1/4 cup water or milk (dairy or nondairy)

1/4 cup blackstrap molasses

2 tablespoons oil

1 tablespoon maple syrup, brown rice syrup, agave nectar, or honey (optional)

3 1/4 cups barley or other whole grain flour

1/2 cup chopped walnuts (optional)

1 teaspoon sea salt

1 teaspoon baking soda

1 teaspoon baking powder

Preheat oven to 400 degrees F. Oil a large baking sheet. In medium-size bowl, mix together oats, raisins, yogurt, water or milk, molasses, oil, and optional sweetener. In separate large bowl, whisk together flour, nuts, sea salt, baking soda, and baking powder. Add oat mixture to flour mixture. Stir until dough holds together. Turn out onto a floured board and knead gently for 45 to 60 seconds. Divide dough in half. Shape each half into an oval ball. Place on prepared baking sheet, leaving plenty of room between loaves. Use a sharp knife to make 2 slashes on each loaf about 1/2 inch deep.

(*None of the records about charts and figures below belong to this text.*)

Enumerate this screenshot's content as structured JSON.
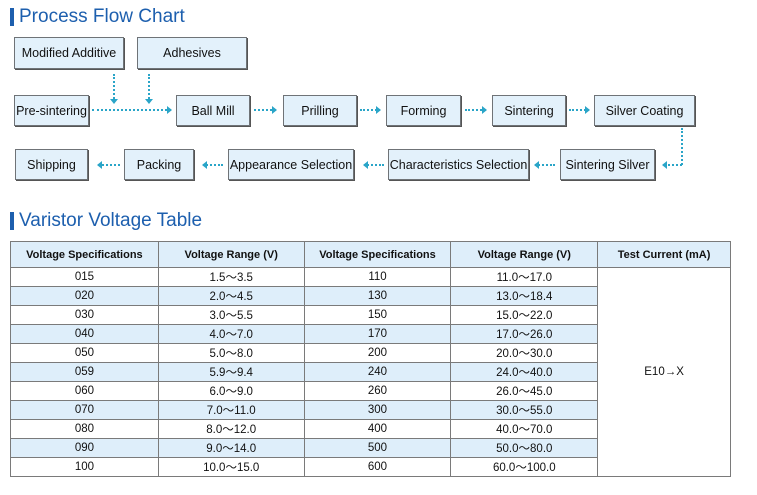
{
  "flow": {
    "title": "Process Flow Chart",
    "boxes": {
      "modified_additive": "Modified Additive",
      "adhesives": "Adhesives",
      "pre_sintering": "Pre-sintering",
      "ball_mill": "Ball Mill",
      "prilling": "Prilling",
      "forming": "Forming",
      "sintering": "Sintering",
      "silver_coating": "Silver Coating",
      "sintering_silver": "Sintering Silver",
      "characteristics_selection": "Characteristics Selection",
      "appearance_selection": "Appearance Selection",
      "packing": "Packing",
      "shipping": "Shipping"
    }
  },
  "table": {
    "title": "Varistor Voltage Table",
    "headers": [
      "Voltage Specifications",
      "Voltage Range (V)",
      "Voltage Specifications",
      "Voltage Range (V)",
      "Test Current (mA)"
    ],
    "rows": [
      [
        "015",
        "1.5～3.5",
        "110",
        "11.0～17.0"
      ],
      [
        "020",
        "2.0～4.5",
        "130",
        "13.0～18.4"
      ],
      [
        "030",
        "3.0～5.5",
        "150",
        "15.0～22.0"
      ],
      [
        "040",
        "4.0～7.0",
        "170",
        "17.0～26.0"
      ],
      [
        "050",
        "5.0～8.0",
        "200",
        "20.0～30.0"
      ],
      [
        "059",
        "5.9～9.4",
        "240",
        "24.0～40.0"
      ],
      [
        "060",
        "6.0～9.0",
        "260",
        "26.0～45.0"
      ],
      [
        "070",
        "7.0～11.0",
        "300",
        "30.0～55.0"
      ],
      [
        "080",
        "8.0～12.0",
        "400",
        "40.0～70.0"
      ],
      [
        "090",
        "9.0～14.0",
        "500",
        "50.0～80.0"
      ],
      [
        "100",
        "10.0～15.0",
        "600",
        "60.0～100.0"
      ]
    ],
    "test_current": "E10→X"
  }
}
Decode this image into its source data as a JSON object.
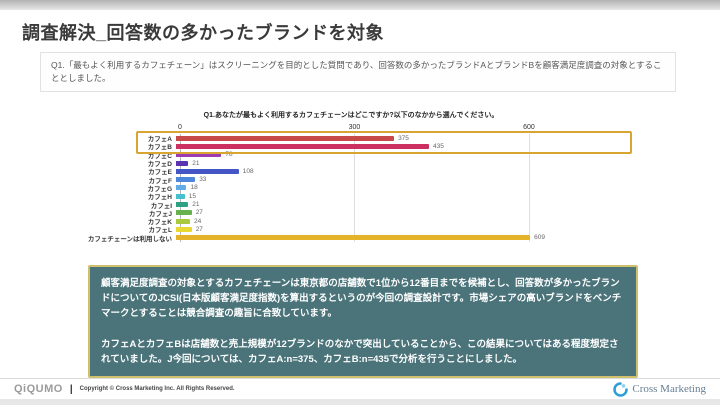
{
  "page": {
    "title": "調査解決_回答数の多かったブランドを対象",
    "intro_text": "Q1.「最もよく利用するカフェチェーン」はスクリーニングを目的とした質問であり、回答数の多かったブランドAとブランドBを顧客満足度調査の対象とすることとしました。"
  },
  "chart_data": {
    "type": "bar",
    "orientation": "horizontal",
    "title": "Q1.あなたが最もよく利用するカフェチェーンはどこですか?以下のなかから選んでください。",
    "categories": [
      "カフェA",
      "カフェB",
      "カフェC",
      "カフェD",
      "カフェE",
      "カフェF",
      "カフェG",
      "カフェH",
      "カフェI",
      "カフェJ",
      "カフェK",
      "カフェL",
      "カフェチェーンは利用しない"
    ],
    "values": [
      375,
      435,
      78,
      21,
      108,
      33,
      18,
      15,
      21,
      27,
      24,
      27,
      609
    ],
    "bar_colors": [
      "#c64a4a",
      "#cb3060",
      "#9d3bb5",
      "#5c33b0",
      "#4456c6",
      "#4d87d9",
      "#61ace8",
      "#46c0cf",
      "#2ea183",
      "#67b14f",
      "#a9c93f",
      "#e9d832",
      "#e5b32a"
    ],
    "xlim": [
      0,
      650
    ],
    "ticks": [
      0,
      300,
      600
    ],
    "grid": true,
    "legend": "none",
    "highlight_rows": [
      0,
      1
    ],
    "highlight_color": "#d9a531"
  },
  "note_box": {
    "background": "#4a737a",
    "border_color": "#cfc06d",
    "paragraph1": "顧客満足度調査の対象とするカフェチェーンは東京都の店舗数で1位から12番目までを候補とし、回答数が多かったブランドについてのJCSI(日本版顧客満足度指数)を算出するというのが今回の調査設計です。市場シェアの高いブランドをベンチマークとすることは競合調査の趣旨に合致しています。",
    "paragraph2": "カフェAとカフェBは店舗数と売上規模が12ブランドのなかで突出していることから、この結果についてはある程度想定されていました。J今回については、カフェA:n=375、カフェB:n=435で分析を行うことにしました。"
  },
  "footer": {
    "brand": "QiQUMO",
    "separator": "|",
    "copyright": "Copyright © Cross Marketing Inc. All Rights Reserved.",
    "logo_text": "Cross Marketing"
  }
}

Bake for 15 minutes. Reduce heat to 375ºF and bake 20 to 25 minutes more, or until loaves are golden. The bottom should sound hollow when tapped. Cool completely on wire rack before slicing.

Makes 2 loaves

Flourless Sesame-Almond Cookies

These delicious crispy cookies are gluten- and egg-free.

1/2 cup sesame seeds

1 cup almonds

1/2 cup softened unsalted butter or coconut oil

1/2 teaspoon sea salt

1 cup arrowroot powder

1/4 cup + 2 tablespoons evaporated cane juice

1 teaspoon almond extract

1/2 teaspoon vanilla extract

1 tablespoon grated orange rind (optional)

2 to 3 tablespoons water or orange juice

Preheat oven to 300 degrees F. Oil 1 or 2 large cookie sheets. In food processor or blender, grind sesame seeds and almonds to powder. In mixing bowl or food processor, mix ground seeds and almonds with butter or coconut oil, sea salt, arrowroot powder, evaporated cane juice, almond extract, vanilla, and grated orange rind. Add water or juice, a little at a time, until dough holds together. Place walnut-size balls on prepared baking sheet leaving about 3 inches in between. Press balls with fork twice to form a criss-cross pattern. Bake 20 to 22 minutes, or until bottom and edges are golden.

Makes about 2 1/2 dozen

Note: I chilled the dough and then rolled out because my kids wanted to use the cookie cutters. The dough is a little crumbly for this so don't roll too thin.